Porque, aunque han dicho que ha sido un tema de mala comunicación de parte del gobierno estadunidense, puesto que los niños decidieron irse porque pensaban que no serían deportados si no iban con un adulto, no es suficiente justificación para cerrar los ojos y no darse cuenta que la consecuencia de la detención de miles de menores tiene sus inicios en sus países de origen.

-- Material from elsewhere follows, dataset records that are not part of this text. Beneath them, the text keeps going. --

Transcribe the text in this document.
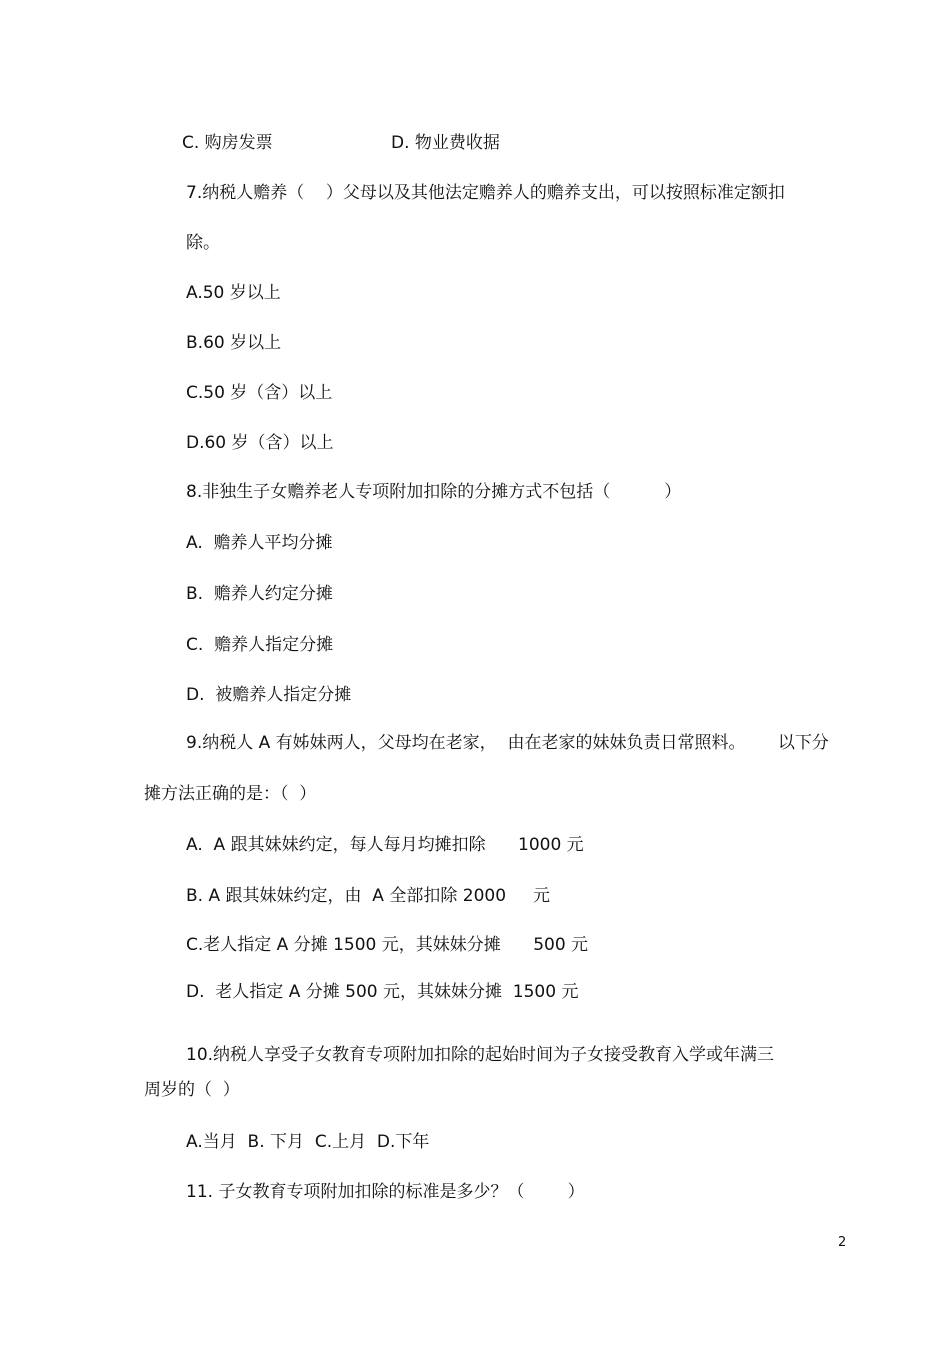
C. 购房发票	D. 物业费收据
7.纳税人赡养（    ）父母以及其他法定赡养人的赡养支出，可以按照标准定额扣
除。
A.50 岁以上
B.60 岁以上
C.50 岁（含）以上
D.60 岁（含）以上
8.非独生子女赡养老人专项附加扣除的分摊方式不包括（          ）
A.  赡养人平均分摊
B.  赡养人约定分摊
C.  赡养人指定分摊
D.  被赡养人指定分摊
9.纳税人 A 有姊妹两人，父母均在老家，  由在老家的妹妹负责日常照料。      以下分
摊方法正确的是：（  ）
A.  A 跟其妹妹约定，每人每月均摊扣除      1000 元
B. A 跟其妹妹约定，由  A 全部扣除 2000     元
C.老人指定 A 分摊 1500 元，其妹妹分摊      500 元
D.  老人指定 A 分摊 500 元，其妹妹分摊  1500 元
10.纳税人享受子女教育专项附加扣除的起始时间为子女接受教育入学或年满三
周岁的（  ）
A.当月  B. 下月  C.上月  D.下年
11. 子女教育专项附加扣除的标准是多少？（        ）
2
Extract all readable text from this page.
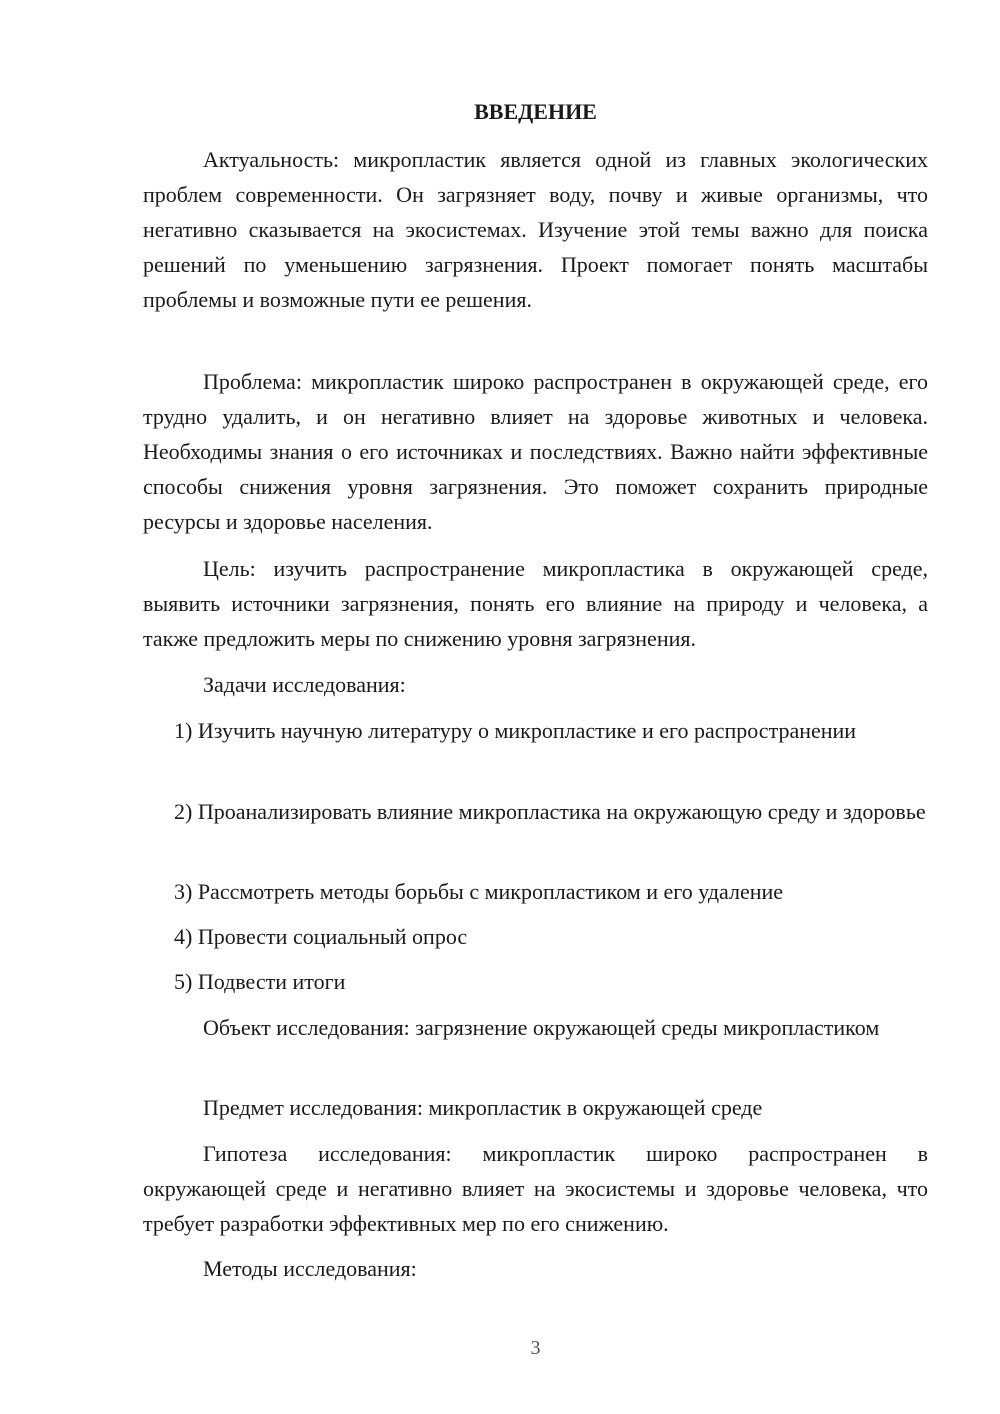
ВВЕДЕНИЕ

Актуальность: микропластик является одной из главных экологических проблем современности. Он загрязняет воду, почву и живые организмы, что негативно сказывается на экосистемах. Изучение этой темы важно для поиска решений по уменьшению загрязнения. Проект помогает понять масштабы проблемы и возможные пути ее решения.

Проблема: микропластик широко распространен в окружающей среде, его трудно удалить, и он негативно влияет на здоровье животных и человека. Необходимы знания о его источниках и последствиях. Важно найти эффективные способы снижения уровня загрязнения. Это поможет сохранить природные ресурсы и здоровье населения.

Цель: изучить распространение микропластика в окружающей среде, выявить источники загрязнения, понять его влияние на природу и человека, а также предложить меры по снижению уровня загрязнения.

Задачи исследования:

1) Изучить научную литературу о микропластике и его распространении

2) Проанализировать влияние микропластика на окружающую среду и здоровье

3) Рассмотреть методы борьбы с микропластиком и его удаление

4) Провести социальный опрос

5) Подвести итоги

Объект исследования: загрязнение окружающей среды микропластиком

Предмет исследования: микропластик в окружающей среде

Гипотеза исследования: микропластик широко распространен в окружающей среде и негативно влияет на экосистемы и здоровье человека, что требует разработки эффективных мер по его снижению.

Методы исследования:

3
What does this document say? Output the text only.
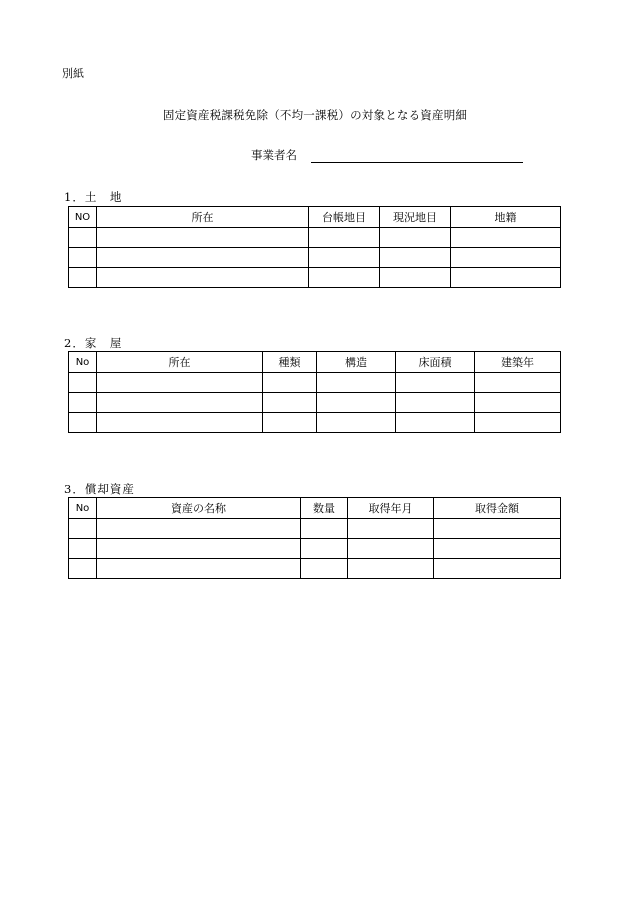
別紙
固定資産税課税免除（不均一課税）の対象となる資産明細
事業者名
1．土　地
NO	所在	台帳地目	現況地目	地籍

2．家　屋
No	所在	種類	構造	床面積	建築年

3．償却資産
No	資産の名称	数量	取得年月	取得金額
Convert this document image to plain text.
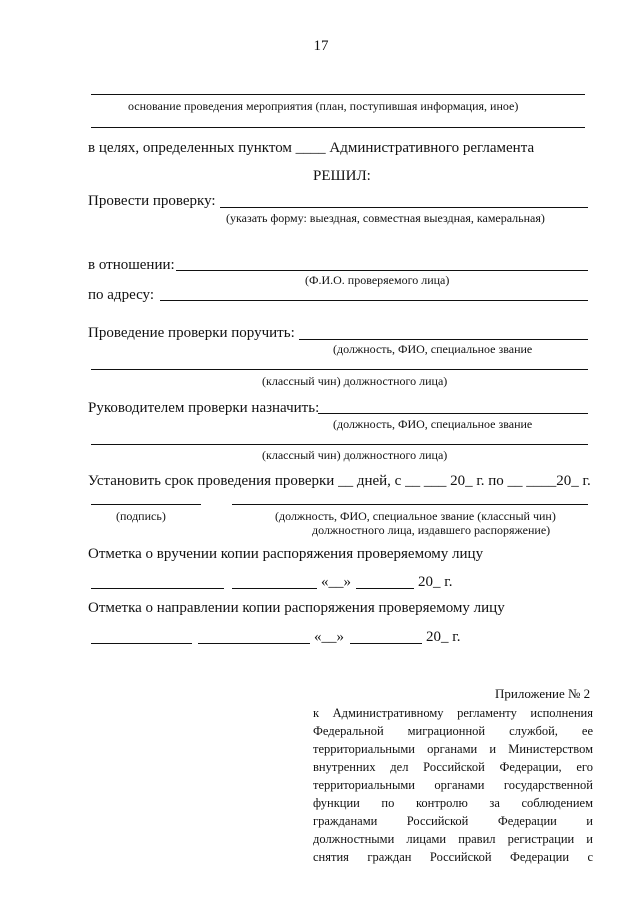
17
основание проведения мероприятия (план, поступившая информация, иное)
в целях, определенных пунктом ____ Административного регламента
РЕШИЛ:
Провести проверку:
(указать форму: выездная, совместная выездная, камеральная)
в отношении:
(Ф.И.О. проверяемого лица)
по адресу:
Проведение проверки поручить:
(должность, ФИО, специальное звание
(классный чин) должностного лица)
Руководителем проверки назначить:
(должность, ФИО, специальное звание
(классный чин) должностного лица)
Установить срок проведения проверки __ дней, с __ ___ 20_ г. по __ ____20_ г.
(подпись)	(должность, ФИО, специальное звание (классный чин)
должностного лица, издавшего распоряжение)
Отметка о вручении копии распоряжения проверяемому лицу
«__»	20_ г.
Отметка о направлении копии распоряжения проверяемому лицу
«__»	20_ г.
Приложение № 2
к Административному регламенту исполнения
Федеральной миграционной службой, ее
территориальными органами и Министерством
внутренних дел Российской Федерации, его
территориальными органами государственной
функции по контролю за соблюдением
гражданами Российской Федерации и
должностными лицами правил регистрации и
снятия граждан Российской Федерации с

De este modo, para que esta crisis humanitaria pueda ser abordada de la mejor forma, se debe trabajar conjuntamente entre los distintos gobiernos de Centro y Norte América, para atacar las causas que obligan a los niños a emigrar – como inseguridad o falta de oportunidades de desarrollo-, mejorar las condiciones de la frontera sur de México y encontrar mecanismos más eficientes que permitan localizar y regresar a sus lugares de origen a los menores, mucho antes de llegar a Estados Unidos porque, de no hacerlo, la crisis que se vive actualmente en EEUU también se convertirá en un problema mexicano al mediano o largo plazo.

Twitter: @carlosjguizar

[1] Jens Manuel Krogstad & Ana Gonzalez-Barrera, Number of Latino children caught trying to enter U.S. nearly doubles in less than a year, Pew Hispanic Center, 10 de junio de 2014.